The study was based on data of breast cancers in Rochester between 2000 and 2010. It showed that 61 percent of women aged 40-49 had no family history of breast cancer. Lead author of the study, Stamatia Destounis, said that out of the 211 women who were studied in the research, 135 or 64 percent had no prior personal history of breast cancer, neither any family history of breast cancer.
This report has a great relevance for India as mammography rate in the country is very low according to the statistics from WHO. According to the World Health Statistics (WHS), less than 5 percent women in India in the age group of 50-69 undergo screening by mammography, during 2000-2003. For deaths due to cancer, breast cancer is the most common form for women. With 1 out of 26 women in India expected to be diagnosed with breast cancer in their life according to WHO stat, the situation should ring alarm bells for health authorities in the country.

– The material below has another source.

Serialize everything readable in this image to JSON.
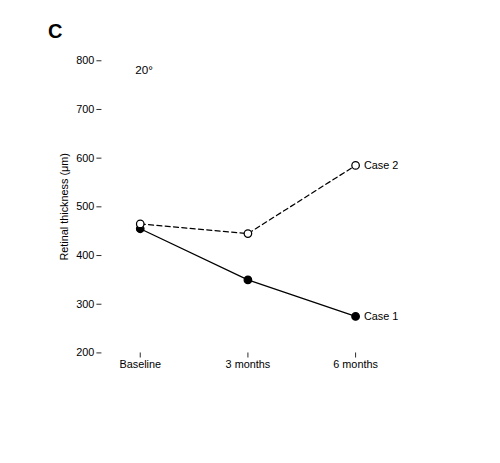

According to Dr. Bhavna Sirohi, breast cancer specialist, screening for breast cancer in women should start from the age of 45 in Indian women. This is particularly important because women in India attain menopause five years earlier than women in the west. This makes them more susceptible to be afflicted with breast cancer. Women in India need to start contemplating screening for breast cancer even if they do not have a family history of the same, according to this research.